Dora is a beautiful woman in general. We can just come to her garden and play, use her clothesline if ours is not enough and send the children over for kisses, hugs and cake at her place. She is 65 years old and works in some kind of bank or loan company, she has shown me with gestures and signs. She has a son and a daughter in their early 40s and probably three grandchildren – the details are easily lost in the world of mimics. However, it’s amazing what you can talk about, even if you don’t have a common language. Dora only speaks Bulgarian and so far we can only say “hello, goodbye and thank you” in Bulgarian. However, we have agreed with Dora that we must sit down with google translate as soon as possible and have a proper chat.

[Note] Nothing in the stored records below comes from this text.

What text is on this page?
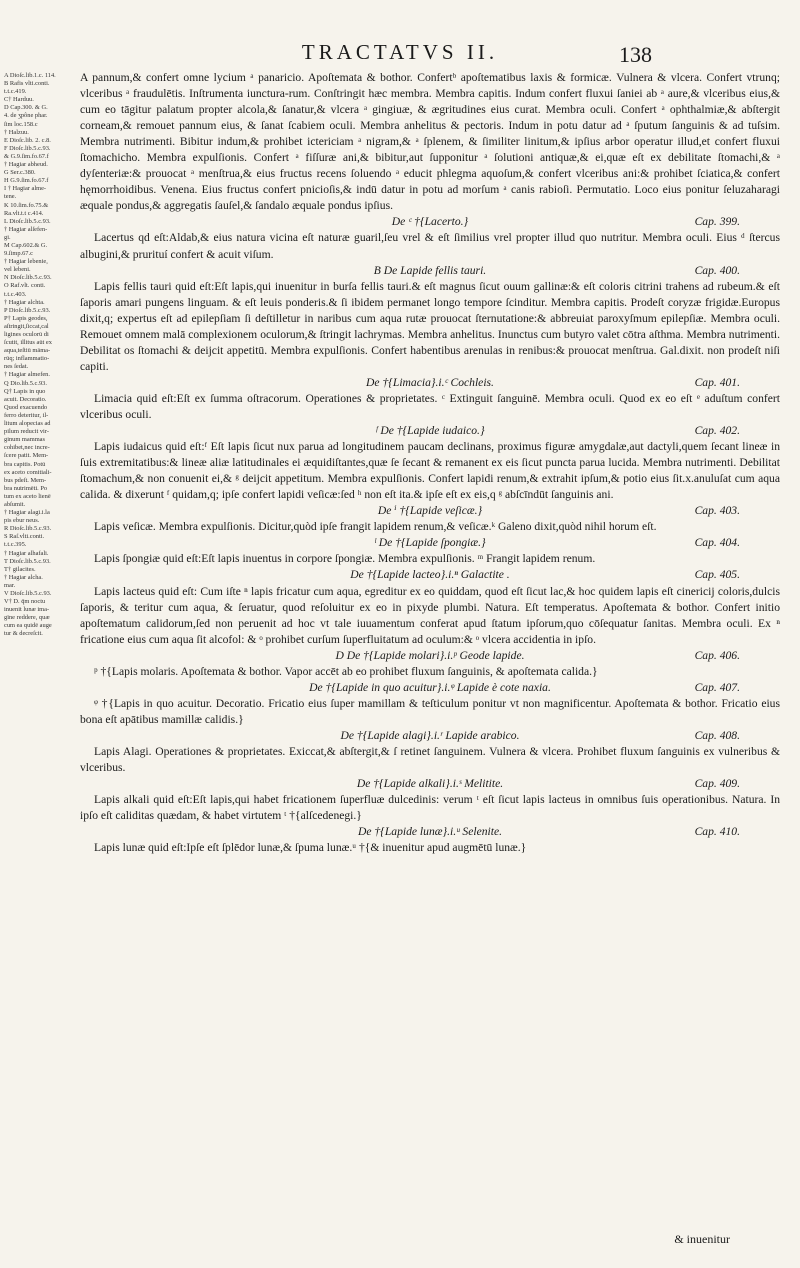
TRACTATVS II.	138
A Dioſc.lib.1.c. 114.
B Rafis vlti.conti.
t.t.c.419.
C† Harduu.
D Cap.300. & G.
4. de ʒpône phar.
ſim loc.158.c
† Halzuu.
E Dioſc.lib. 2. c.8.
F Dioſc.lib.5.c.93.
& G.9.ſim.fo.67.f
† Hagiar abheud.
G Ser.c.380.
H G.9.ſim.fo.67.f
I † Hagiar alme-
tene.
K 10.ſim.fo.75.&
Ra.vlt.t.t c.414.
L Dioſc.lib.5.c.93.
† Hagiar alſefen-
gi.
M Cap.602.& G.
9.ſimp.67.c
† Hagiar lebenie,
vel lebeni.
N Dioſc.lib.5.c.93.
O Raf.vlt. conti.
t.t.c.403.
† Hagiar alchta.
P Dioſc.lib.5.c.93.
P† Lapis geodes,
aſtringit,ſiccat,cal
ligines oculorū di
ſcutit, illitus aūt ex
aqua,teſtiū māma-
rūq; inflammatio-
nes ſedat.
† Hagiar almefen.
Q Dio.lib.5.c.93.
Q† Lapis in quo
acuit. Decoratio.
Quod exacuendo
ferro deteritur, il-
litum alopecias ad
pilum reducit vir-
ginum mammas
cohibet,nec incre-
ſcere patit. Mem-
bra capitis. Potū
ex aceto comitiali-
bus pdeſt. Mem-
bra nutrimēti. Po
tum ex aceto lienē
abſumit.
† Hagiar alagi.i.la
pis ebur neus.
R Dioſc.lib.5.c.93.
S Raſ.vlti.conti.
t.t.c.395.
† Hagiar alhafali.
T Dioſc.lib.5.c.93.
T† gilacites.
† Hagiar alcha.
mar.
V Dioſc.lib.5.c.93.
V† D. q̄m noctu
inuenit lunæ ima-
gīne reddere, quæ
cum ea quidē auge
tur & decreſcit.

A pannum,& confert omne lycium ᵃ panaricio. Apoſtemata & bothor. Confertᵇ apoſtematibus laxis & formicæ. Vulnera & vlcera. Confert vtrunq; vlceribus ᵃ fraudulētis. Inſtrumenta iunctura-rum. Conſtringit hæc membra. Membra capitis. Indum confert fluxui ſaniei ab ᵃ aure,& vlceribus eius,& cum eo tāgitur palatum propter alcola,& ſanatur,& vlcera ᵃ gingiuæ, & ægritudines eius curat. Membra oculi. Confert ᵃ ophthalmiæ,& abſtergit corneam,& remouet pannum eius, & ſanat ſcabiem oculi. Membra anhelitus & pectoris. Indum in potu datur ad ᵃ ſputum ſanguinis & ad tuſsim. Membra nutrimenti. Bibitur indum,& prohibet ictericiam ᵃ nigram,& ᵃ ſplenem, & ſimiliter linitum,& ipſius arbor operatur illud,et confert fluxui ſtomachicho. Membra expulſionis. Confert ᵃ fiſſuræ ani,& bibitur,aut ſupponitur ᵃ ſolutioni antiquæ,& ei,quæ eſt ex debilitate ſtomachi,& ᵃ dyſenteriæ:& prouocat ᵃ menſtrua,& eius fructus recens ſoluendo ᵃ educit phlegma aquoſum,& confert vlceribus ani:& prohibet ſciatica,& confert hęmorrhoidibus. Venena. Eius fructus confert pnicioſis,& indū datur in potu ad morſum ᵃ canis rabioſi. Permutatio. Loco eius ponitur ſeluzaharagi æquale pondus,& aggregatis ſauſel,& ſandalo æquale pondus ipſius.

De ᶜ †{Lacerto.}	Cap. 399.

Lacertus qd eſt:Aldab,& eius natura vicina eſt naturæ guaril,ſeu vrel & eſt ſimilius vrel propter illud quo nutritur. Membra oculi. Eius ᵈ ſtercus albugini,& prurituí confert & acuit viſum.

B De Lapide fellis tauri.	Cap. 400.

Lapis fellis tauri quid eſt:Eſt lapis,qui inuenitur in burſa fellis tauri.& eſt magnus ſicut ouum gallinæ:& eſt coloris citrini trahens ad rubeum.& eſt ſaporis amari pungens linguam. & eſt leuis ponderis.& ſi ibidem permanet longo tempore ſcinditur. Membra capitis. Prodeſt coryzæ frigidæ.Europus dixit,q; expertus eſt ad epilepſiam ſi deſtilletur in naribus cum aqua rutæ prouocat ſternutatione:& abbreuiat paroxyſmum epilepſiæ. Membra oculi. Remouet omnem malā complexionem oculorum,& ſtringit lachrymas. Membra anhelitus. Inunctus cum butyro valet cōtra aſthma. Membra nutrimenti. Debilitat os ſtomachi & deijcit appetitū. Membra expulſionis. Confert habentibus arenulas in renibus:& prouocat menſtrua. Gal.dixit. non prodeſt niſi capiti.

De †{Limacia}.i.ᶜ Cochleis.	Cap. 401.

Limacia quid eſt:Eſt ex ſumma oſtracorum. Operationes & proprietates. ᶜ Extinguit ſanguinē. Membra oculi. Quod ex eo eſt ᵉ aduſtum confert vlceribus oculi.

ᶠ De †{Lapide iudaico.}	Cap. 402.

Lapis iudaicus quid eſt:ᶠ Eſt lapis ſicut nux parua ad longitudinem paucam declinans, proximus figuræ amygdalæ,aut dactyli,quem ſecant lineæ in ſuis extremitatibus:& lineæ aliæ latitudinales ei æquidiſtantes,quæ ſe ſecant & remanent ex eis ſicut puncta parua lucida. Membra nutrimenti. Debilitat ſtomachum,& non conuenit ei,& ᵍ deijcit appetitum. Membra expulſionis. Confert lapidi renum,& extrahit ipſum,& potio eius ſit.x.anuluſat cum aqua calida. & dixerunt ᶠ quidam,q; ipſe confert lapidi veſicæ:ſed ʰ non eſt ita.& ipſe eſt ex eis,q ᵍ abſcīndūt ſanguinis ani.

De ⁱ †{Lapide veſicæ.}	Cap. 403.

Lapis veſicæ. Membra expulſionis. Dicitur,quòd ipſe frangit lapidem renum,& veſicæ.ᵏ Galeno dixit,quòd nihil horum eſt.

ˡ De †{Lapide ſpongiæ.}	Cap. 404.

Lapis ſpongiæ quid eſt:Eſt lapis inuentus in corpore ſpongiæ. Membra expulſionis. ᵐ Frangit lapidem renum.

De †{Lapide lacteo}.i.ⁿ Galactite .	Cap. 405.

Lapis lacteus quid eſt: Cum iſte ⁿ lapis fricatur cum aqua, egreditur ex eo quiddam, quod eſt ſicut lac,& hoc quidem lapis eſt cinericij coloris,dulcis ſaporis, & teritur cum aqua, & ſeruatur, quod reſoluitur ex eo in pixyde plumbi. Natura. Eſt temperatus. Apoſtemata & bothor. Confert initio apoſtematum calidorum,ſed non peruenit ad hoc vt tale iuuamentum conferat apud ſtatum ipſorum,quo cōſequatur ſanitas. Membra oculi. Ex ⁿ fricatione eius cum aqua ſit alcofol: & ᵒ prohibet curſum ſuperfluitatum ad oculum:& ᵒ vlcera accidentia in ipſo.

D De †{Lapide molari}.i.ᵖ Geode lapide.	Cap. 406.

ᵖ †{Lapis molaris. Apoſtemata & bothor. Vapor accēt ab eo prohibet fluxum ſanguinis, & apoſtemata calida.}

De †{Lapide in quo acuitur}.i.ᵠ Lapide è cote naxia.	Cap. 407.

ᵠ †{Lapis in quo acuitur. Decoratio. Fricatio eius ſuper mamillam & teſticulum ponitur vt non magnificentur. Apoſtemata & bothor. Fricatio eius bona eſt apātibus mamillæ calidis.}

De †{Lapide alagi}.i.ʳ Lapide arabico.	Cap. 408.

Lapis Alagi. Operationes & proprietates. Exiccat,& abſtergit,& ſ retinet ſanguinem. Vulnera & vlcera. Prohibet fluxum ſanguinis ex vulneribus & vlceribus.

De †{Lapide alkali}.i.ˢ Melitite.	Cap. 409.

Lapis alkali quid eſt:Eſt lapis,qui habet fricationem ſuperfluæ dulcedinis: verum ᵗ eſt ſicut lapis lacteus in omnibus ſuis operationibus. Natura. In ipſo eſt caliditas quædam, & habet virtutem ᵗ †{alſcedenegi.}

De †{Lapide lunæ}.i.ᵘ Selenite.	Cap. 410.

Lapis lunæ quid eſt:Ipſe eſt ſplēdor lunæ,& ſpuma lunæ.ᵘ †{& inuenitur apud augmētū lunæ.}

& inuenitur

While we are eating our food, one of the previously mentioned horse-drawn carriages passes by. It is the Romas who own them. They use them to get firewood in the forest right now. There are many Roma people in our city. Sredets is a former military town, we have been told. When it closed down, the Roma people used parts from the military buildings to build their own district on the outskirts of Sredets, up against a mountain ridge that is near our house. I admit frankly that I think it is difficult how we should relate to the Roma people. From home, the Romas have been a hotly debated topic, as my father in particular warned us against any contact with them as he have been on business trips to Bulgaria before. That’s why it’s been something I’ve been a little anxious about.

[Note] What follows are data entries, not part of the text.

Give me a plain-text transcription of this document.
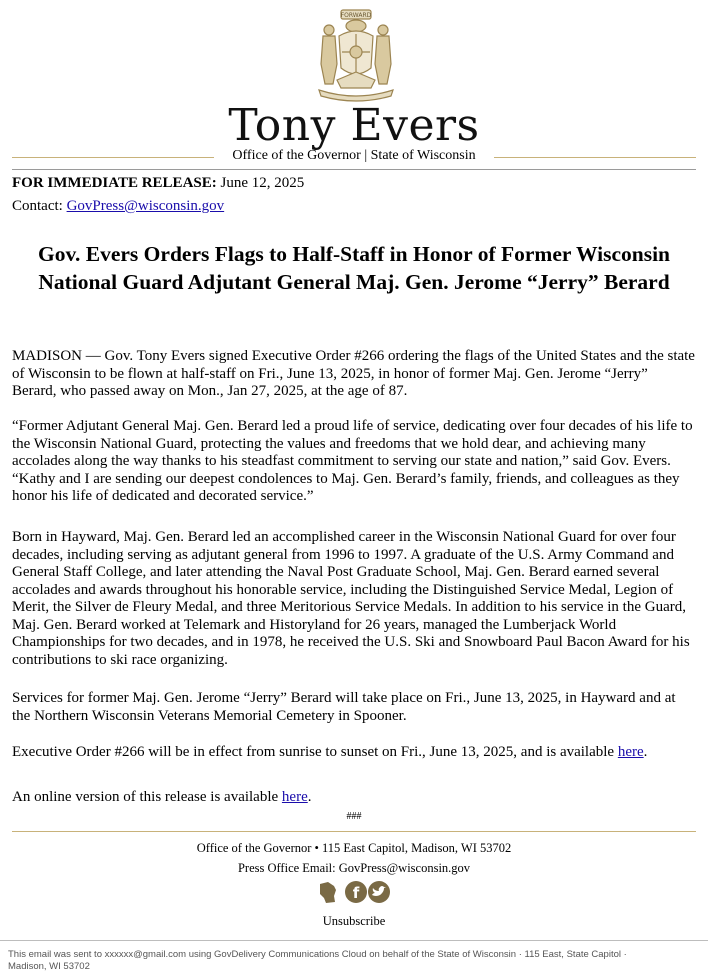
FORWARD
Tony Evers
Office of the Governor | State of Wisconsin

FOR IMMEDIATE RELEASE: June 12, 2025

Contact: GovPress@wisconsin.gov

Gov. Evers Orders Flags to Half-Staff in Honor of Former Wisconsin National Guard Adjutant General Maj. Gen. Jerome “Jerry” Berard

MADISON — Gov. Tony Evers signed Executive Order #266 ordering the flags of the United States and the state of Wisconsin to be flown at half-staff on Fri., June 13, 2025, in honor of former Maj. Gen. Jerome “Jerry” Berard, who passed away on Mon., Jan 27, 2025, at the age of 87.

“Former Adjutant General Maj. Gen. Berard led a proud life of service, dedicating over four decades of his life to the Wisconsin National Guard, protecting the values and freedoms that we hold dear, and achieving many accolades along the way thanks to his steadfast commitment to serving our state and nation,” said Gov. Evers. “Kathy and I are sending our deepest condolences to Maj. Gen. Berard’s family, friends, and colleagues as they honor his life of dedicated and decorated service.”

Born in Hayward, Maj. Gen. Berard led an accomplished career in the Wisconsin National Guard for over four decades, including serving as adjutant general from 1996 to 1997. A graduate of the U.S. Army Command and General Staff College, and later attending the Naval Post Graduate School, Maj. Gen. Berard earned several accolades and awards throughout his honorable service, including the Distinguished Service Medal, Legion of Merit, the Silver de Fleury Medal, and three Meritorious Service Medals. In addition to his service in the Guard, Maj. Gen. Berard worked at Telemark and Historyland for 26 years, managed the Lumberjack World Championships for two decades, and in 1978, he received the U.S. Ski and Snowboard Paul Bacon Award for his contributions to ski race organizing.

Services for former Maj. Gen. Jerome “Jerry” Berard will take place on Fri., June 13, 2025, in Hayward and at the Northern Wisconsin Veterans Memorial Cemetery in Spooner.

Executive Order #266 will be in effect from sunrise to sunset on Fri., June 13, 2025, and is available here.

An online version of this release is available here.

###
Office of the Governor • 115 East Capitol, Madison, WI 53702
Press Office Email: GovPress@wisconsin.gov
f
Unsubscribe
This email was sent to xxxxxx@gmail.com using GovDelivery Communications Cloud on behalf of the State of Wisconsin · 115 East, State Capitol · Madison, WI 53702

Dear Dora has also told that we should not talk to them, because they steal, she says. I’ve told the kids what Dora said and that we should keep our distance for now until we get a little wiser. But I think it is problematic to warn one’s children against an entire population group and I am very ambivalent about the question!

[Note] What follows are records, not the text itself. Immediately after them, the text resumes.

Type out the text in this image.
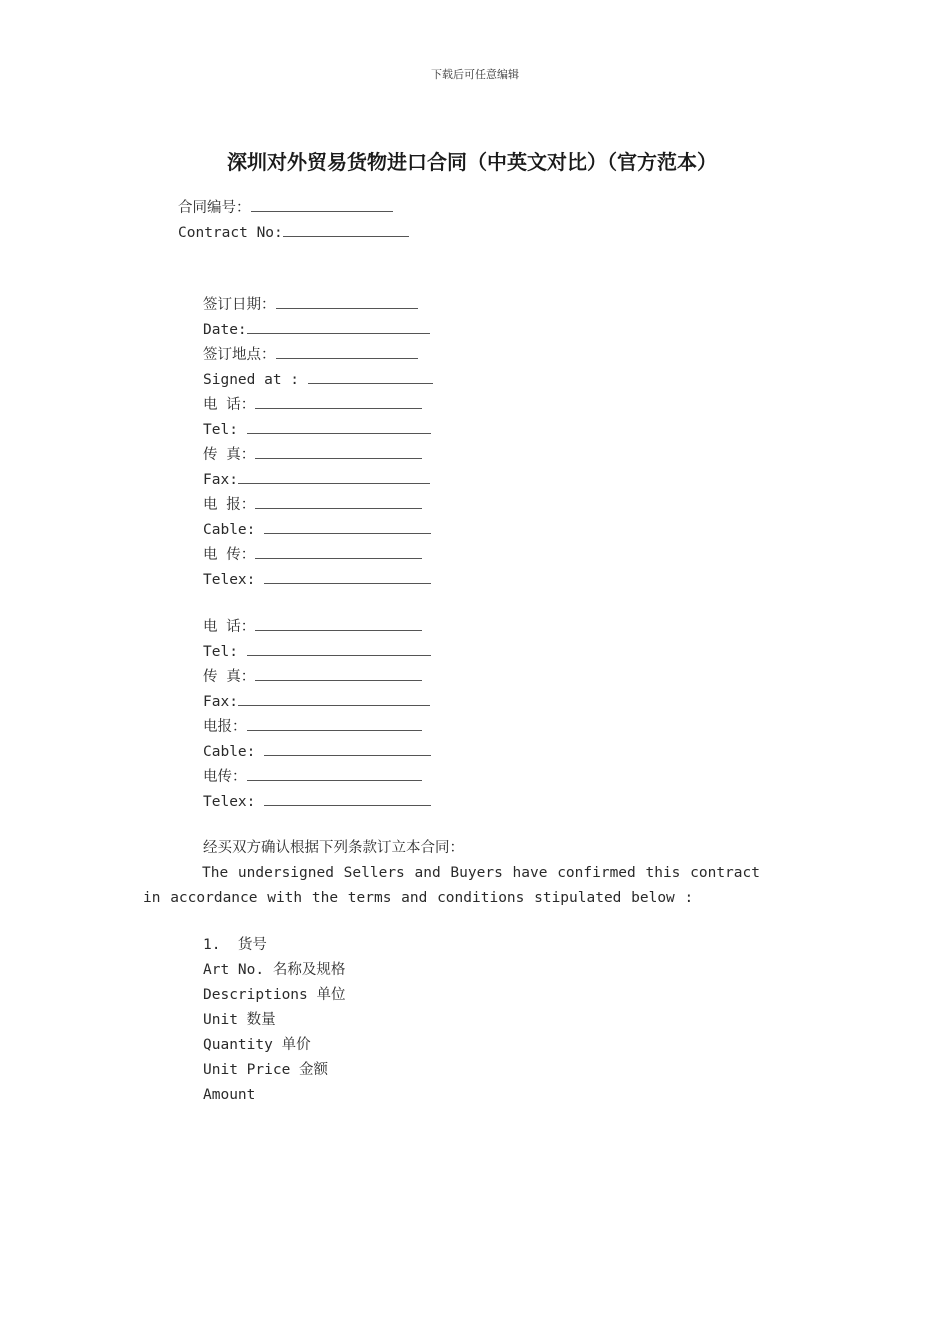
下载后可任意编辑
深圳对外贸易货物进口合同（中英文对比）（官方范本）
合同编号：
Contract No:
签订日期：
Date:
签订地点：
Signed at :
电 话：
Tel:
传 真：
Fax:
电 报：
Cable:
电 传：
Telex:
电 话：
Tel:
传 真：
Fax:
电报：
Cable:
电传：
Telex:
经买双方确认根据下列条款订立本合同：
The undersigned Sellers and Buyers have confirmed this contract in accordance with the terms and conditions stipulated below :
1.  货号
Art No. 名称及规格
Descriptions 单位
Unit 数量
Quantity 单价
Unit Price 金额
Amount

Roma people share a fate with quite a few other peoples around the world, in their own way – of course. They are considered a lower class and do all the hard and dirty work. So if a Bulgarian, for example, needs to have dug the garden, cleaned or chopped wood, then a message is sent for the Roma. They go around the bins throughout the city and pick up all the plastic, cardboard, metal and other recyclable material and make sure it gets recycled – another form of waste sorting you might say, but it seems to work. However, Simon and I quickly agreed that we will also sort our own garbage inside our house and then put the bags of plastic, metal etc. into the bin as we are used to from home then it must make life a little bit easier for the hard-working garbage collectors.”


Back to present time

The Roma lifestyle is still a mystery for us. Bulgarian society and the Roma people continue to face the same problems. Unfortunately! It seems stuck and incredibly complex. In any case, I don’t have a recipe for how they can break the extreme poverty, cultural clashes and racism. Everyone lives side by side, divided into separate parts of the villages, but without further contact. We treat everyone politely and respectfully no matter what but we generally keep to ourselves and a few good friends as there are too many things we don´t understand. We help where we can and give away anything (such as clothes, shoes, furniture, toys and old iron) that we don’t need anymore. There is always someone who are very happy to collect. But we have learned the hard way never to give anything to beggars.

Some of our family and friends in Denmark were of course skeptical about our choice and that we also wanted to take our 4-year-old children to Bulgaria. It was a strange and very different decision. There were a lot of unknown factors that none of us knew anything about. For us, that was the whole point, but I can easily understand that our parents had their reservations and warnings. It is their job as parents after all. At the same time, everyone thought that we were very brave and that it was cool that we actually went ahead and left and didn’t just go year after year talking about it. We lived the dream! The best thing about this dream was above all that we could now spend all our time together as a family. The first year in Bulgaria we just wanted to travel, explore and find out if this was a place for us – here in The Wild East!